When I was growing up in Bombay in the early nineteen eighties there were three elements that, virtually by law, had to be included in a middle-class child’s birthday party. Cake, obviously; pass the parcel (which your parents would rig so that you didn’t win); and the ‘return present’, a small but covetable item that each child would receive just before going home. “What’s the return present?” it was common for youthful guests to hiss, virtually on entering the house and delivering their gift into your sticky hands.
At Cape Town, censorship today, whether literature should be political, and whether or not there is a national literature were debated. These are questions that seem to belong to a more innocent time; certainly the notion of a group of writers getting together to debate them, then come to an interim position on them seems almost wilfully innocent, like Esperanto, or the League of Nations: the kind of idea that obviously belongs to an era pre-Guantanamo Bay, pre-waterboarding, pre-Fifty Shades of Grey.
But if these are questions that may never be susceptible of definitive answers, there was nonetheless something charming about seeing them debated. I was in the audience for Keith Gray’s witty address on censorship in writing for children and young adults, and I sat at the back of a packed auditorium to listen to Njabulo Ndebele’s warm, humanist speech about whether literature should be political, and Antje Krog’s laceratingly brilliant rhetoric on the same subject. Equally, I noticed the young man next to me, who spent the entire address smiling appreciatively to himself, checking Facebook on his phone, taking out an unbelievably smelly embrocation named Zam Buk with which he anointed his lips, and peeling and eating a banana – do you remember how singular and strong the scent of a banana is, when one isn’t actually eating it oneself? In between, at rhetorical crescendos, he made loud noises that seemed to come from his mid-thorax. These were halfway between grunt and boom; like an unarticulated ‘hear hear’ and, with all the zeal of the visitor from another place to infer patterns, I thought they might be particularly South African. I may have been quite wrong.

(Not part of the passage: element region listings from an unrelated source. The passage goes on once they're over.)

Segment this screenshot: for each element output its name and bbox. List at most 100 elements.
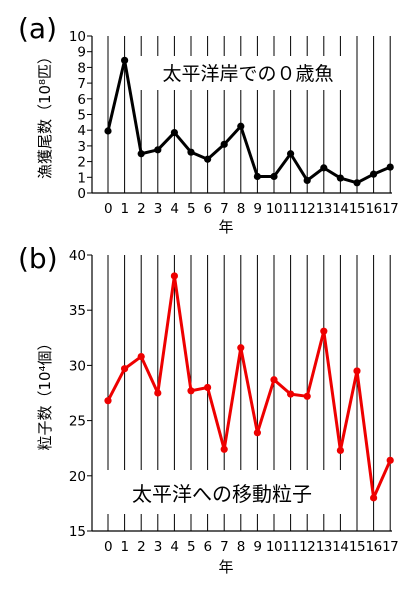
panel-b-xtick-label: 0 [104,539,112,555]
panel-a-xtick-label: 0 [104,201,112,217]
panel-b-ylabel: 粒子数（10⁴個） [36,335,54,450]
panel-a-ytick-label: 8 [77,60,86,76]
panel-b-data-point [253,429,261,437]
panel-a-data-point [187,148,195,156]
panel-b-annotation-bg [102,470,352,514]
panel-a-xtick-label: 1 [121,201,129,217]
panel-a-ytick-label: 2 [77,155,86,171]
panel-a-ytick-label: 9 [77,45,86,61]
panel-b-xtick-label: 12 [299,539,315,555]
panel-a-data-point [303,176,311,185]
panel-a-ytick-label: 7 [77,76,86,92]
panel-a-xtick-label: 5 [187,201,195,217]
panel-b-data-point [287,390,295,398]
panel-b-xtick-label: 2 [137,539,145,555]
panel-b-data-point [220,445,228,453]
panel-a-xtick-label: 2 [137,201,145,217]
panel-b-ytick-label: 35 [69,303,86,319]
panel-a-xtick-label: 6 [204,201,212,217]
panel-a-ytick-label: 10 [69,29,86,45]
panel-a-ytick-label: 0 [77,186,86,202]
panel-b-xtick-label: 9 [253,539,261,555]
panel-b-xtick-label: 1 [121,539,129,555]
panel-b-xtick-label: 5 [187,539,195,555]
panel-a-data-point [370,170,378,178]
panel-a-xtick-label: 17 [382,201,398,217]
panel-a-annotation-bg [138,56,356,90]
panel-a-data-point [287,150,295,158]
panel-b-xtick-label: 10 [266,539,282,555]
panel-b-data-point [137,352,145,361]
panel-b-series-line [106,274,392,500]
panel-b-ytick-label: 30 [69,358,86,374]
panel-b-annotation: 太平洋への移動粒子 [132,482,312,506]
panel-a-xtick-label: 15 [349,201,365,217]
panel-a-xtick-label: 10 [266,201,282,217]
panel-a-data-point [270,172,278,181]
panel-a-ylabel: 漁獲尾数（10⁸匹） [36,49,54,179]
panel-b-data-point [386,456,394,464]
panel-a-data-point [320,164,328,172]
panel-a-ytick-label: 4 [77,123,86,139]
panel-b-xtick-label: 7 [220,539,228,555]
panel-a-data-point [154,146,162,154]
panel-b-data-point [353,367,361,375]
panel-b-xtick-label: 14 [332,539,348,555]
panel-b-ytick-label: 40 [69,248,86,264]
panel-a-label: (a) [18,12,57,45]
panel-a-xtick-label: 12 [299,201,315,217]
panel-a-xtick-label: 4 [170,201,178,217]
panel-b-data-point [270,376,278,384]
panel-b-ytick-label: 25 [69,414,86,430]
panel-b-data-point [204,383,212,392]
panel-a-xtick-label: 3 [154,201,162,217]
panel-b-ytick-label: 20 [69,469,86,485]
panel-a-xtick-label: 11 [283,201,299,217]
panel-b-data-point [187,387,195,395]
panel-a-xtick-label: 16 [366,201,382,217]
panel-b-xtick-label: 4 [170,539,178,555]
panel-b-xtick-label: 3 [154,539,162,555]
panel-b-data-point [170,272,178,280]
panel-a-data-point [121,56,129,64]
panel-b-xtick-label: 11 [283,539,299,555]
panel-a-data-point [353,179,361,187]
panel-a-data-point [104,127,112,135]
panel-a-data-point [170,128,178,137]
panel-b-xtick-label: 13 [316,539,332,555]
panel-b-label: (b) [18,242,58,275]
panel-b-data-point [154,389,162,397]
panel-a-ytick-label: 1 [77,170,86,186]
panel-a-data-point [220,140,228,148]
panel-a-annotation: 太平洋岸での０歳魚 [162,63,333,85]
panel-a-xtick-label: 9 [253,201,261,217]
panel-b-xtick-label: 8 [237,539,245,555]
panel-b-ytick-label: 15 [69,524,86,540]
panel-b-xtick-label: 16 [366,539,382,555]
panel-a-data-point [253,172,261,181]
panel-a-ytick-label: 3 [77,139,86,155]
panel-b-xtick-label: 6 [204,539,212,555]
panel-a-data-point [204,155,212,163]
panel-a-ytick-label: 6 [77,92,86,108]
panel-a-xtick-label: 7 [220,201,228,217]
panel-a-xtick-label: 13 [316,201,332,217]
panel-b-data-point [336,446,344,455]
panel-b-data-point [370,494,378,502]
panel-a-xlabel: 年 [218,218,233,236]
panel-b-data-point [320,327,328,335]
panel-a-xtick-label: 14 [332,201,348,217]
panel-a-xtick-label: 8 [237,201,245,217]
panel-b-data-point [303,392,311,400]
panel-a-data-point [237,122,245,130]
panel-a-ytick-label: 5 [77,108,86,124]
panel-b-xlabel: 年 [218,558,233,576]
panel-a-data-point [336,174,344,182]
panel-a-data-point [137,150,145,158]
panel-b-data-point [121,365,129,373]
panel-a-data-point [386,163,394,171]
panel-b-data-point [237,344,245,352]
panel-b-xtick-label: 15 [349,539,365,555]
panel-b-xtick-label: 17 [382,539,398,555]
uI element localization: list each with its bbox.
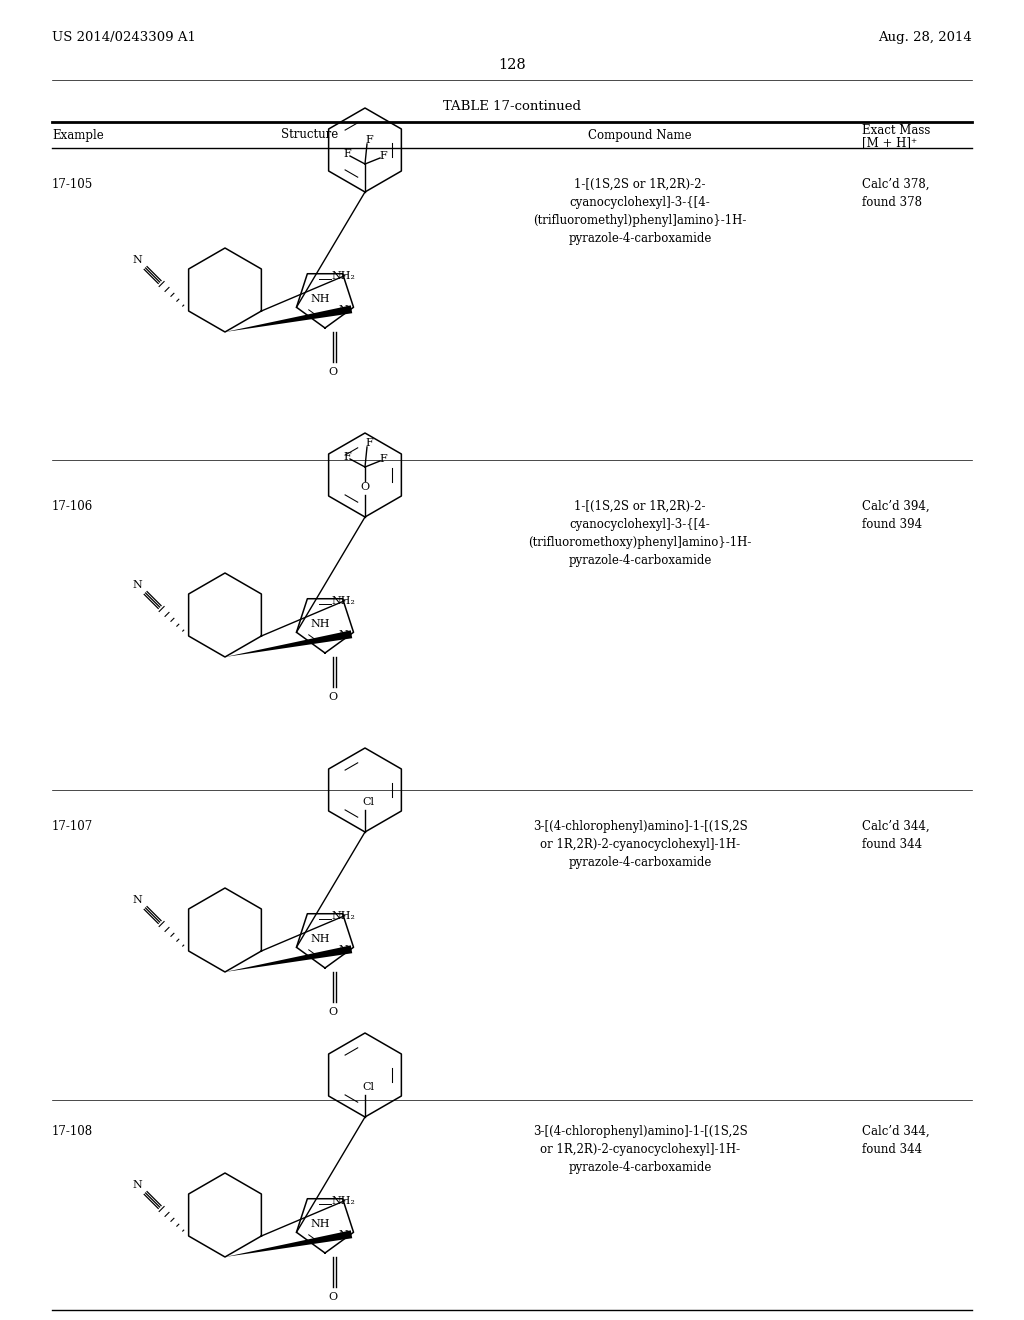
Text: F: F	[366, 438, 373, 447]
Text: Cl: Cl	[362, 1082, 374, 1092]
Text: N: N	[339, 945, 348, 956]
Text: Cl: Cl	[362, 797, 374, 807]
Polygon shape	[225, 1230, 352, 1257]
Text: 17-108: 17-108	[52, 1125, 93, 1138]
Text: NH: NH	[310, 619, 330, 630]
Text: NH₂: NH₂	[332, 595, 355, 606]
Text: Compound Name: Compound Name	[588, 128, 692, 141]
Text: Calc’d 378,
found 378: Calc’d 378, found 378	[862, 178, 930, 209]
Text: O: O	[329, 367, 338, 378]
Text: 17-105: 17-105	[52, 178, 93, 191]
Text: 3-[(4-chlorophenyl)amino]-1-[(1S,2S
or 1R,2R)-2-cyanocyclohexyl]-1H-
pyrazole-4-: 3-[(4-chlorophenyl)amino]-1-[(1S,2S or 1…	[532, 820, 748, 869]
Text: N: N	[133, 579, 142, 590]
Text: F: F	[379, 454, 387, 465]
Text: 17-106: 17-106	[52, 500, 93, 513]
Text: N: N	[133, 255, 142, 265]
Text: NH₂: NH₂	[332, 911, 355, 921]
Text: Calc’d 344,
found 344: Calc’d 344, found 344	[862, 820, 930, 851]
Text: 128: 128	[498, 58, 526, 73]
Polygon shape	[225, 305, 352, 333]
Text: N: N	[133, 1180, 142, 1191]
Text: F: F	[343, 451, 351, 462]
Text: Calc’d 394,
found 394: Calc’d 394, found 394	[862, 500, 930, 531]
Polygon shape	[225, 631, 352, 657]
Text: 1-[(1S,2S or 1R,2R)-2-
cyanocyclohexyl]-3-{[4-
(trifluoromethyl)phenyl]amino}-1H: 1-[(1S,2S or 1R,2R)-2- cyanocyclohexyl]-…	[534, 178, 746, 246]
Text: O: O	[329, 692, 338, 702]
Text: N: N	[133, 895, 142, 906]
Text: O: O	[329, 1007, 338, 1016]
Text: TABLE 17-continued: TABLE 17-continued	[443, 100, 581, 114]
Text: F: F	[366, 135, 373, 145]
Text: [M + H]⁺: [M + H]⁺	[862, 136, 918, 149]
Text: N: N	[339, 630, 348, 640]
Text: O: O	[329, 1292, 338, 1302]
Text: N: N	[339, 305, 348, 315]
Text: 17-107: 17-107	[52, 820, 93, 833]
Text: F: F	[379, 150, 387, 161]
Polygon shape	[225, 945, 352, 972]
Text: O: O	[360, 482, 370, 492]
Text: Example: Example	[52, 128, 103, 141]
Text: 1-[(1S,2S or 1R,2R)-2-
cyanocyclohexyl]-3-{[4-
(trifluoromethoxy)phenyl]amino}-1: 1-[(1S,2S or 1R,2R)-2- cyanocyclohexyl]-…	[528, 500, 752, 568]
Text: Structure: Structure	[282, 128, 339, 141]
Text: 3-[(4-chlorophenyl)amino]-1-[(1S,2S
or 1R,2R)-2-cyanocyclohexyl]-1H-
pyrazole-4-: 3-[(4-chlorophenyl)amino]-1-[(1S,2S or 1…	[532, 1125, 748, 1173]
Text: NH: NH	[310, 294, 330, 305]
Text: NH₂: NH₂	[332, 271, 355, 281]
Text: NH₂: NH₂	[332, 1196, 355, 1205]
Text: Exact Mass: Exact Mass	[862, 124, 931, 137]
Text: NH: NH	[310, 935, 330, 944]
Text: Calc’d 344,
found 344: Calc’d 344, found 344	[862, 1125, 930, 1156]
Text: N: N	[339, 1230, 348, 1241]
Text: Aug. 28, 2014: Aug. 28, 2014	[879, 32, 972, 45]
Text: US 2014/0243309 A1: US 2014/0243309 A1	[52, 32, 196, 45]
Text: F: F	[343, 149, 351, 158]
Text: NH: NH	[310, 1220, 330, 1229]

So all of this was in Cape Town: the serious and the unserious, the lapidary and the aleatory, the important and the trivial (my mind has more than once returned to an eye-opening late night conversation with a young South African writer, on her recent conversion to become a Jehovah’s Witness). I came home with an armful of books – they must have been the return present – by, among others, Siphiwo Mahala, Margie Orford, and Imraan Coovadia. In Margie’s taut Daddy’s Girl I enjoyed rediscovering bits of Cape Town where I’d walked alone one afternoon; in Imraan’s delightful Green-Eyed Thieves, I read, among other things, about Lucky Packets, which I had to Google. Ernest Hemingway, lifting a term from a Catholic almanac, famously said Paris was a Moveable Feast; in that case, it struck me, maybe Cape Town is a Lucky Packet?